Dünyada, 92 cami, 52 mescit, 55 medrese, 7 darülkurra, 20 türbe, 17 imaret, 3 darüşşifa (hastane), 6 su yolu, 10 köprü, 20 kervansaray, 36 saray, 8 mahzen ve 48 de hamam olmak üzere 365 eserde imzası bulunan Mimar Sinan, 9 Nisan 1588'de 98 yaşında İstanbul'da vefat etti ancak eserleri halen kullanılmaya devam ettiği için bana göre yaşamaya devam ediyor.

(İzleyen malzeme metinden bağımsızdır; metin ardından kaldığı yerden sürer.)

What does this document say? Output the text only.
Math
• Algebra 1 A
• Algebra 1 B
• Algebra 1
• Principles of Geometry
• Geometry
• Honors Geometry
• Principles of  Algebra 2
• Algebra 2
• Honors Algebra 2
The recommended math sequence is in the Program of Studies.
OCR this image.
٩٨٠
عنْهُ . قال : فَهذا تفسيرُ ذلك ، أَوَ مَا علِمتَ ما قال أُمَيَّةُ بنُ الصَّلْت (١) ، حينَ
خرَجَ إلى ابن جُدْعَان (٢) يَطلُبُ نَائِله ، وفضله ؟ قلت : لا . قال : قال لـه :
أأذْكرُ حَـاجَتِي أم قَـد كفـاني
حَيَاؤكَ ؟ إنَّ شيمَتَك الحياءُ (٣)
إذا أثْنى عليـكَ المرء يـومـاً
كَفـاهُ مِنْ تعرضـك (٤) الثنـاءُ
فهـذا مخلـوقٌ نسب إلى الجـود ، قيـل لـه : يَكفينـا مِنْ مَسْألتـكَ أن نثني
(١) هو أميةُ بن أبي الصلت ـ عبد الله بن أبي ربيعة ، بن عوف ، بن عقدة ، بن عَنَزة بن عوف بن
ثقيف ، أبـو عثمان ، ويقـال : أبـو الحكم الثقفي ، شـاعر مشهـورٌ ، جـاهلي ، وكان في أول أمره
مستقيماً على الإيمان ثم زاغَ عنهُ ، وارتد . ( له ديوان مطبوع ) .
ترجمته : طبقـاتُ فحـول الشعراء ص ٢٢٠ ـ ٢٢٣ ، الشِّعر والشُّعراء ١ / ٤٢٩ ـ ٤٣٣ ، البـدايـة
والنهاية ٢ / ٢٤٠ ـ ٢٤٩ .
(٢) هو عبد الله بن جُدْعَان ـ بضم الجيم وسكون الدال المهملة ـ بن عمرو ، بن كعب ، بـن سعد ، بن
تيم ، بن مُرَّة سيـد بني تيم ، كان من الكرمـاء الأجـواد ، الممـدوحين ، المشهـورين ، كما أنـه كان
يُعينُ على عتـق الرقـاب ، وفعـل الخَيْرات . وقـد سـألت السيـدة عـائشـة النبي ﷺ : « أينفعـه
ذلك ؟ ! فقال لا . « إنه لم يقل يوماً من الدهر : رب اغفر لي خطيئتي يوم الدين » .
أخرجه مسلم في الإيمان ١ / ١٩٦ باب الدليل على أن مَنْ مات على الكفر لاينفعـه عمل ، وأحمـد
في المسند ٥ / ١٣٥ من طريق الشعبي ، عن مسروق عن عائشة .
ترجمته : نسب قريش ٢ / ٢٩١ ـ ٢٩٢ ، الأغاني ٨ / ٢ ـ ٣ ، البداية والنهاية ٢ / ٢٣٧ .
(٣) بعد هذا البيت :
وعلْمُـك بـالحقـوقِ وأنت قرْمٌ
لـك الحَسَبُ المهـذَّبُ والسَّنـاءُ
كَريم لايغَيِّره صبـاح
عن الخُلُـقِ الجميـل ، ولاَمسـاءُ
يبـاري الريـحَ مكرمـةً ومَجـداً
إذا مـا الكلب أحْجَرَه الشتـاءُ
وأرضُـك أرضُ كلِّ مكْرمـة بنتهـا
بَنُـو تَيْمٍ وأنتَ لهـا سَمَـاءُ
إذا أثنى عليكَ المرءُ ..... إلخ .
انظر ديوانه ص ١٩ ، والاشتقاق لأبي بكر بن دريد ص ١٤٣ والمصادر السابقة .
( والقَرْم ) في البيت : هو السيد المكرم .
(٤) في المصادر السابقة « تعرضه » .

Şimdilerde onca bilgisayar ve elektronik teknolojisi, Jeofizik, Jeoloji, İnşaat, mühendislik disiplinleri ile depreme dayanıklı Mimari tasarım, ciddi anlamda gelişmesine rağmen, maalesef 6 Şubat depremleri bize gösterdi ki deprem problemi ülkemizde halen çözüme kavuşmamıştır.
Eğer, 1999 depremi öncesi yapılmış olan eski tip ve depreme dayanıksız binalar tespit edilerek, yıkılmazsa ya da güçlendirilmezse, beklediğimiz İstanbul depremi meydana geldiğinde, bu yapılar insanlarımıza mezar olmaya devam edecekler.
O zaman merak ettiğim soruyu tekrar etmek istiyorum:
Mimar Sinan yaşasaydı, hiçbir önlem almadan beklediğimiz İstanbul Depremi hakkında bize ne söylerdi?